Do not smoke ‘em if you got ‘em!

Smoking will be banned on the University of Georgia and other public college campuses effective Oct. 1 after a state Board of Regents vote Wednesday, Mar. 19. The tobacco- and smoke-free policy states that the use of “all forms of tobacco products,” including cigarettes, cigars, pipes, chewing tobacco and electronic cigarettes, will be prohibited on any property “owned, leased, rented or in the possession of” the University System of Georgia, which means no smoking anywhere on UGA’s campus, including the parking lots.

The goal of the policy, according to higher-ed officials, is to improve the overall health, comfort and environment of students, faculty or anyone visiting the campus. But many students say it will do little to actually stop people from smoking.

“There are ‘no smoking’ signs all over the benches here, and people still smoke out here,” says Molly Cutts, 22, an advertising major standing outside the Miller Learning Center. “I don’t think people are going to go all the way downtown to smoke, and if you’re in the MLC during finals and it’s open 24 hours, of course you’re going to go out and get a cigarette.” 

David Jernigan, 23, a German and sociology major at UGA, also says it won’t stop him or anyone else from smoking. “I think it’s going to be really difficult to enforce, especially on UGA’s campus because it’s massive,” he says, adding that it will be an “unrealistic ban.”

Jernigan says he understands that secondhand smoke is dangerous, but he wonders what difference it will make when so many students drive their cars, which “emit greenhouse gases,” to school.

During midterms and final exams, the MLC and Tate Student Center are filled with students, some of whom smoke. Nick Ganger, a 21-year-old student, says that at any given time you can see 50 or more people outside smoking.

“I come out here during my study breaks to give my brain a chance to absorb all the information that I’m getting. I don’t like that rule at all,” Ganger says. “I don’t like how it could affect my enrollment at any institution based on the fact that I smoke cigarettes, and I think they should change that immediately.” 

The overall enforcement and authority on the smoking ban policy, including any exemptions, will lie with President Jere Morehead (who could not be reached for comment), but it will also be a shared responsibility among all students, faculty and staff to help keep the campus tobacco-free. Anyone who is employed by the university has the right under the code of conduct to ask a student for an ID. Any student or employee caught violating the policy will be referred to human resources or student conduct.

UGA Police Chief Jimmy Williamson says he is confident that the majority of people will follow the rules. He doesn’t expect to devote many resources to enforcement. “The policy was not created to be a police issue.
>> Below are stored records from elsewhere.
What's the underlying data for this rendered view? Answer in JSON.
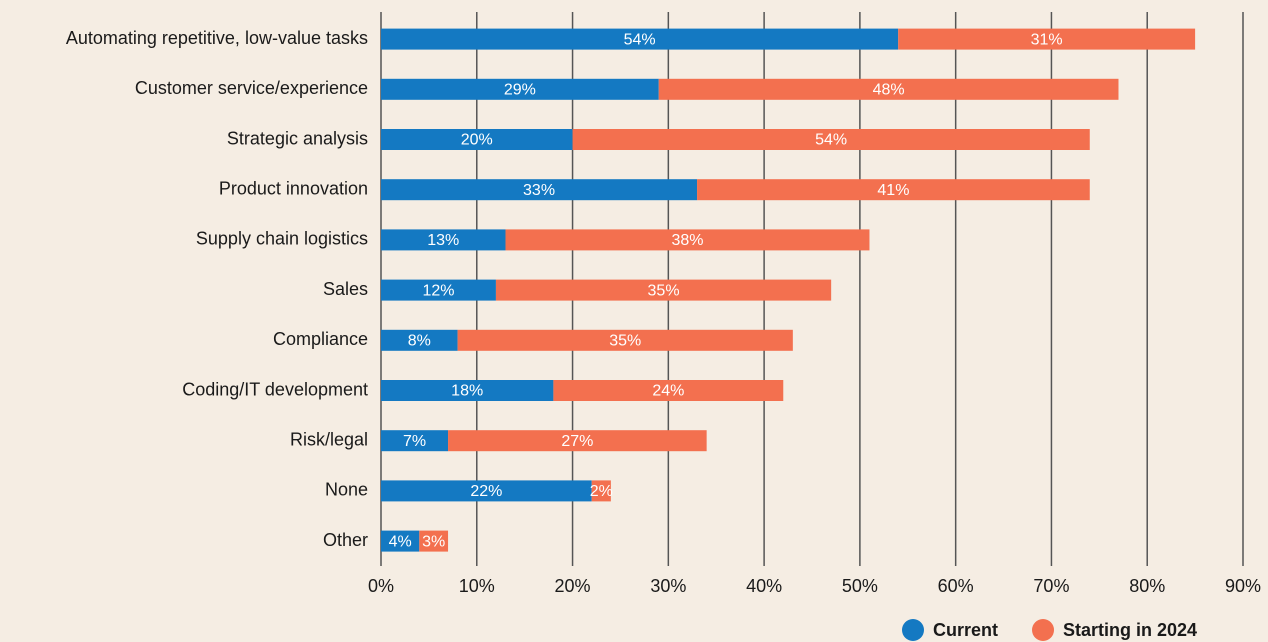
{
  "chart_data": {
    "type": "stacked_bar_horizontal",
    "categories": [
      "Automating repetitive, low-value tasks",
      "Customer service/experience",
      "Strategic analysis",
      "Product innovation",
      "Supply chain logistics",
      "Sales",
      "Compliance",
      "Coding/IT development",
      "Risk/legal",
      "None",
      "Other"
    ],
    "series": [
      {
        "name": "Current",
        "color": "#1479c2",
        "values": [
          54,
          29,
          20,
          33,
          13,
          12,
          8,
          18,
          7,
          22,
          4
        ],
        "value_labels": [
          "54%",
          "29%",
          "20%",
          "33%",
          "13%",
          "12%",
          "8%",
          "18%",
          "7%",
          "22%",
          "4%"
        ]
      },
      {
        "name": "Starting in 2024",
        "color": "#f3704f",
        "values": [
          31,
          48,
          54,
          41,
          38,
          35,
          35,
          24,
          27,
          2,
          3
        ],
        "value_labels": [
          "31%",
          "48%",
          "54%",
          "41%",
          "38%",
          "35%",
          "35%",
          "24%",
          "27%",
          "2%",
          "3%"
        ]
      }
    ],
    "xlim": [
      0,
      90
    ],
    "xticks": [
      {
        "value": 0,
        "label": "0%"
      },
      {
        "value": 10,
        "label": "10%"
      },
      {
        "value": 20,
        "label": "20%"
      },
      {
        "value": 30,
        "label": "30%"
      },
      {
        "value": 40,
        "label": "40%"
      },
      {
        "value": 50,
        "label": "50%"
      },
      {
        "value": 60,
        "label": "60%"
      },
      {
        "value": 70,
        "label": "70%"
      },
      {
        "value": 80,
        "label": "80%"
      },
      {
        "value": 90,
        "label": "90%"
      }
    ],
    "grid": true,
    "legend": "bottom-right"
  }
}
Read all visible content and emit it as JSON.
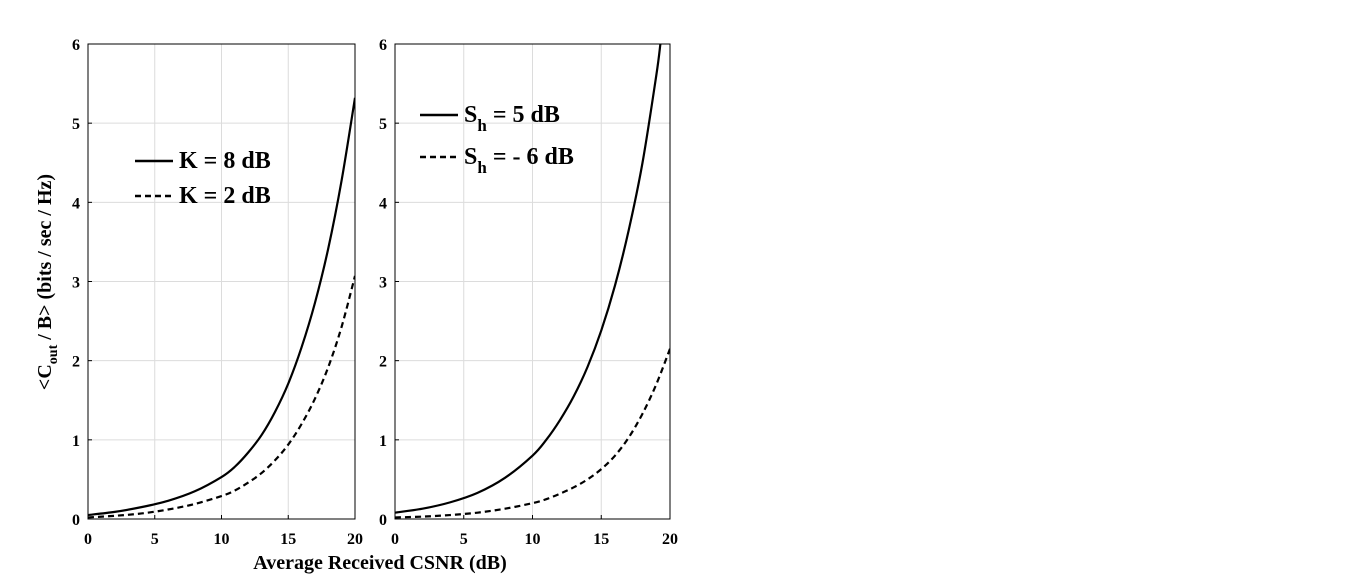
{
  "chart_data": [
    {
      "type": "line",
      "xlabel": "Average Received CSNR (dB)",
      "ylabel": {
        "prefix": "<C",
        "sub": "out",
        "suffix": " / B> (bits / sec / Hz)"
      },
      "xlim": [
        0,
        20
      ],
      "ylim": [
        0,
        6
      ],
      "xticks": [
        "0",
        "5",
        "10",
        "15",
        "20"
      ],
      "yticks": [
        "0",
        "1",
        "2",
        "3",
        "4",
        "5",
        "6"
      ],
      "grid": true,
      "legend_position": "upper-left",
      "series": [
        {
          "name": {
            "main": "K = 8 dB",
            "sub": ""
          },
          "style": "solid",
          "color": "#000000",
          "x": [
            0,
            2,
            4,
            6,
            8,
            10,
            11,
            12,
            13,
            14,
            15,
            16,
            17,
            18,
            19,
            20
          ],
          "y": [
            0.05,
            0.09,
            0.15,
            0.23,
            0.35,
            0.53,
            0.66,
            0.84,
            1.06,
            1.35,
            1.71,
            2.17,
            2.73,
            3.42,
            4.28,
            5.32
          ]
        },
        {
          "name": {
            "main": "K = 2 dB",
            "sub": ""
          },
          "style": "dashed",
          "color": "#000000",
          "x": [
            0,
            2,
            4,
            6,
            8,
            10,
            11,
            12,
            13,
            14,
            15,
            16,
            17,
            18,
            19,
            20
          ],
          "y": [
            0.02,
            0.04,
            0.07,
            0.12,
            0.19,
            0.29,
            0.36,
            0.46,
            0.58,
            0.74,
            0.94,
            1.2,
            1.52,
            1.92,
            2.43,
            3.07
          ]
        }
      ]
    },
    {
      "type": "line",
      "xlabel": "",
      "xlim": [
        0,
        20
      ],
      "ylim": [
        0,
        6
      ],
      "xticks": [
        "0",
        "5",
        "10",
        "15",
        "20"
      ],
      "yticks": [
        "0",
        "1",
        "2",
        "3",
        "4",
        "5",
        "6"
      ],
      "grid": true,
      "legend_position": "upper-left",
      "series": [
        {
          "name": {
            "main": "S",
            "sub": "h",
            "rest": " = 5 dB"
          },
          "style": "solid",
          "color": "#000000",
          "x": [
            0,
            2,
            4,
            6,
            8,
            10,
            11,
            12,
            13,
            14,
            15,
            16,
            17,
            18,
            19,
            19.3
          ],
          "y": [
            0.08,
            0.13,
            0.21,
            0.33,
            0.52,
            0.8,
            1.0,
            1.25,
            1.55,
            1.92,
            2.38,
            2.95,
            3.65,
            4.5,
            5.6,
            6.0
          ]
        },
        {
          "name": {
            "main": "S",
            "sub": "h",
            "rest": " = - 6 dB"
          },
          "style": "dashed",
          "color": "#000000",
          "x": [
            0,
            2,
            4,
            6,
            8,
            10,
            11,
            12,
            13,
            14,
            15,
            16,
            17,
            18,
            19,
            20
          ],
          "y": [
            0.02,
            0.03,
            0.05,
            0.08,
            0.13,
            0.2,
            0.25,
            0.32,
            0.4,
            0.5,
            0.63,
            0.8,
            1.03,
            1.33,
            1.7,
            2.15
          ]
        }
      ]
    }
  ]
}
We’re not going to have any special smoking police or tobacco police out there looking for things,” he says, adding that they’re going to be reactive with this policy like with other potential conflicts, such as someone skateboarding and getting in the way of pedestrians. “I have yet to see a situation where there’s massive pushback,” he says.
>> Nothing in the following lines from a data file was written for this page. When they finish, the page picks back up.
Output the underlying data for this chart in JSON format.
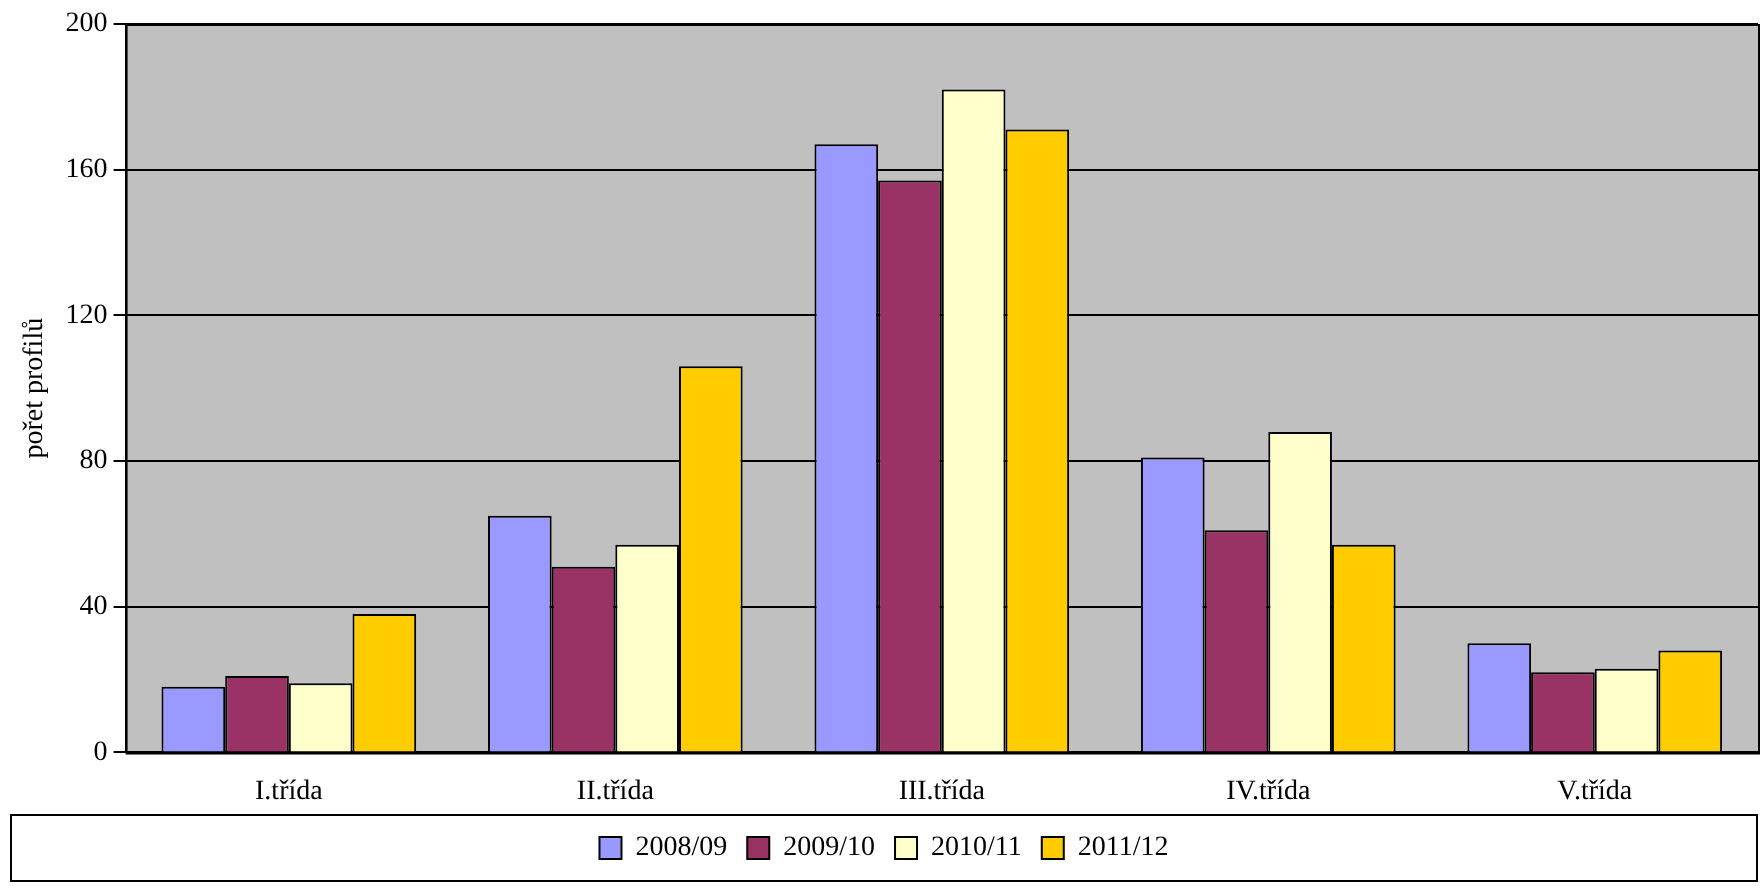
{
  "chart_data": {
    "type": "bar",
    "ylabel": "pořet profilů",
    "categories": [
      "I.třída",
      "II.třída",
      "III.třída",
      "IV.třída",
      "V.třída"
    ],
    "series": [
      {
        "name": "2008/09",
        "color": "#9999ff",
        "values": [
          18,
          65,
          167,
          81,
          30
        ]
      },
      {
        "name": "2009/10",
        "color": "#993366",
        "values": [
          21,
          51,
          157,
          61,
          22
        ]
      },
      {
        "name": "2010/11",
        "color": "#ffffcc",
        "values": [
          19,
          57,
          182,
          88,
          23
        ]
      },
      {
        "name": "2011/12",
        "color": "#ffcc00",
        "values": [
          38,
          106,
          171,
          57,
          28
        ]
      }
    ],
    "ylim": [
      0,
      200
    ],
    "yticks": [
      0,
      40,
      80,
      120,
      160,
      200
    ],
    "grid": "y",
    "legend": "bottom"
  }
}
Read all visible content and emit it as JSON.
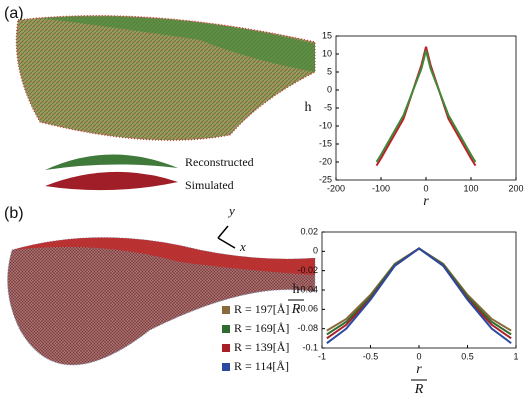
{
  "panels": {
    "a": "(a)",
    "b": "(b)"
  },
  "image_labels": {
    "reconstructed": "Reconstructed",
    "simulated": "Simulated",
    "axis_y": "y",
    "axis_x": "x"
  },
  "chart_data": [
    {
      "type": "line",
      "ylabel": "h",
      "xlabel": "r",
      "xlim": [
        -200,
        200
      ],
      "xticks": [
        -200,
        -100,
        0,
        100,
        200
      ],
      "ylim": [
        -25,
        15
      ],
      "yticks": [
        -25,
        -20,
        -15,
        -10,
        -5,
        0,
        5,
        10,
        15
      ],
      "x": [
        -110,
        -100,
        -50,
        -10,
        0,
        10,
        50,
        100,
        110
      ],
      "series": [
        {
          "color": "#c0202a",
          "values": [
            -21,
            -19,
            -8,
            7,
            12,
            7,
            -8,
            -19,
            -21
          ]
        },
        {
          "color": "#3f8a3a",
          "values": [
            -20,
            -18,
            -7,
            6,
            11,
            6,
            -7,
            -18,
            -20
          ]
        }
      ]
    },
    {
      "type": "line",
      "ylabel_numerator": "h",
      "ylabel_denominator": "R",
      "xlabel_numerator": "r",
      "xlabel_denominator": "R",
      "xlim": [
        -1,
        1
      ],
      "xticks": [
        -1,
        -0.5,
        0,
        0.5,
        1
      ],
      "ylim": [
        -0.1,
        0.02
      ],
      "yticks": [
        -0.1,
        -0.08,
        -0.06,
        -0.04,
        -0.02,
        0,
        0.02
      ],
      "x": [
        -0.95,
        -0.75,
        -0.5,
        -0.25,
        0,
        0.25,
        0.5,
        0.75,
        0.95
      ],
      "series": [
        {
          "name": "R = 197[Å]",
          "color": "#8a6a3a",
          "values": [
            -0.082,
            -0.07,
            -0.045,
            -0.013,
            0.003,
            -0.013,
            -0.045,
            -0.07,
            -0.082
          ]
        },
        {
          "name": "R = 169[Å]",
          "color": "#2f6b2f",
          "values": [
            -0.086,
            -0.073,
            -0.047,
            -0.014,
            0.003,
            -0.014,
            -0.047,
            -0.073,
            -0.086
          ]
        },
        {
          "name": "R = 139[Å]",
          "color": "#a82025",
          "values": [
            -0.09,
            -0.076,
            -0.049,
            -0.015,
            0.003,
            -0.015,
            -0.049,
            -0.076,
            -0.09
          ]
        },
        {
          "name": "R = 114[Å]",
          "color": "#2a4aa0",
          "values": [
            -0.095,
            -0.08,
            -0.05,
            -0.015,
            0.003,
            -0.015,
            -0.05,
            -0.08,
            -0.095
          ]
        }
      ]
    }
  ]
}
The university is still in the midst of talks regarding what punishments would be handed out for offenders, Williamson says. Visitors refusing to comply may be asked to leave or escorted off campus. 

Ganger says he finds that hard to believe. “I feel like everybody’s probably still going to keep smoking. If everybody continues, they can’t kick everyone out,” he says.
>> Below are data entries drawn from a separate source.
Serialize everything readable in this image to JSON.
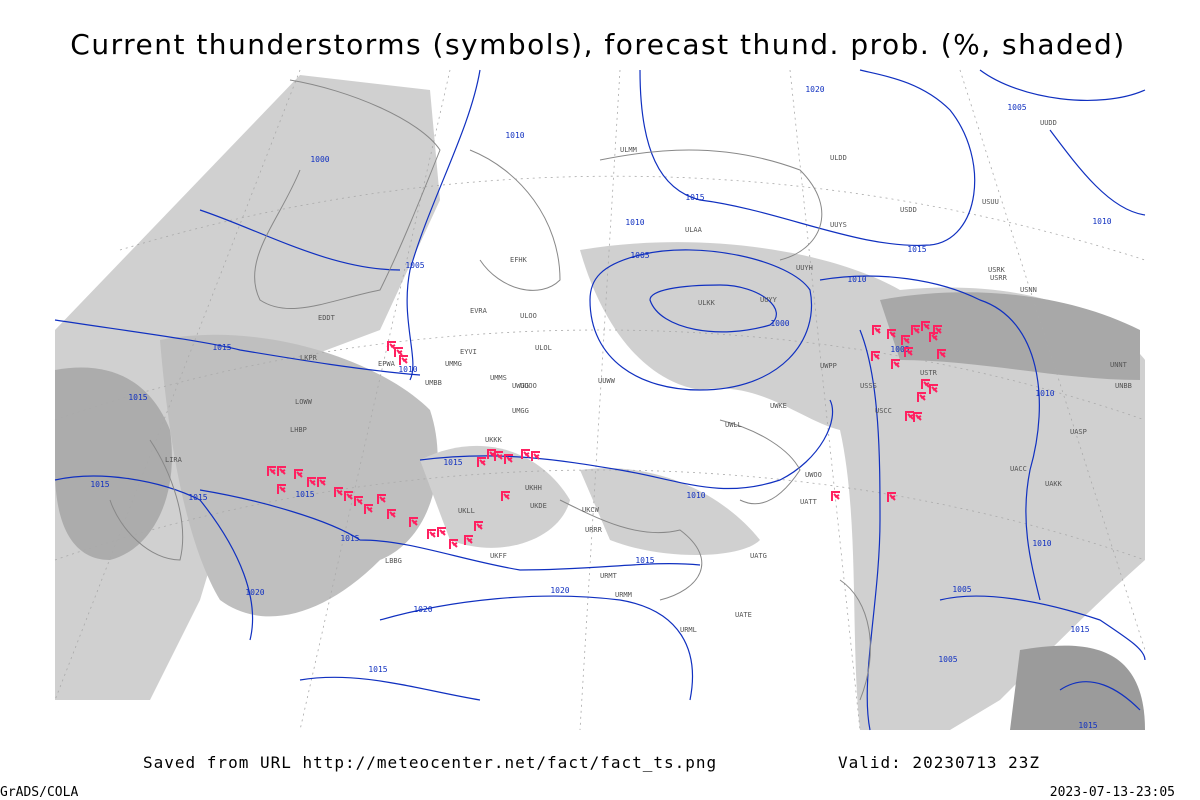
{
  "title": "Current thunderstorms (symbols), forecast thund. prob. (%, shaded)",
  "footer": {
    "source": "Saved from URL http://meteocenter.net/fact/fact_ts.png",
    "valid": "Valid: 20230713 23Z",
    "software": "GrADS/COLA",
    "timestamp": "2023-07-13-23:05"
  },
  "isobar_labels": [
    "1000",
    "1010",
    "1005",
    "1015",
    "1010",
    "1015",
    "1015",
    "1015",
    "1015",
    "1015",
    "1015",
    "1020",
    "1020",
    "1015",
    "1020",
    "1015",
    "1010",
    "1005",
    "1010",
    "1015",
    "1000",
    "1020",
    "1005",
    "1010",
    "1015",
    "1010",
    "1005",
    "1010",
    "1010",
    "1005",
    "1005",
    "1015",
    "1015"
  ],
  "station_labels": [
    "ULMM",
    "ULAA",
    "ULDD",
    "USDD",
    "UUYS",
    "UUYH",
    "USRR",
    "USRK",
    "USNN",
    "ULKK",
    "UUYY",
    "UUWW",
    "UWGG",
    "UWKE",
    "UWLL",
    "UWPP",
    "UUOO",
    "UMMS",
    "UMGG",
    "ULOL",
    "EVRA",
    "ULOO",
    "UKKK",
    "UKHH",
    "UKDE",
    "UKCW",
    "URRR",
    "URMT",
    "URMM",
    "URML",
    "UATE",
    "UATG",
    "UACC",
    "UAKK",
    "UASP",
    "UNBB",
    "UNNT",
    "USCC",
    "USSS",
    "USTR",
    "UWOO",
    "UATT",
    "UKFF",
    "UKLL",
    "LKPR",
    "LOWW",
    "LHBP",
    "LBBG",
    "LIRA",
    "EPWA",
    "EDDT",
    "UMBB",
    "UMMG",
    "EYVI",
    "EFHK",
    "USUU",
    "UUDD"
  ]
}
Ganger’s smoking companion, Justin Hess, 20, is more measured. “I can understand the purpose behind it,” he says. “I mean, honestly, everyone knows smoking’s bad. We’re adults, we make adult decisions. I never tried to get my smoking in the way of other students.”

Williamson thinks that most people are going to make the effort to comply. “Are we going to catch everybody? I don’t think the goal is to catch anybody. It’s not a gotcha,” he says. “The goal is to set parameters that we hope the majority of people are going to operate within. And I really do believe in our society.”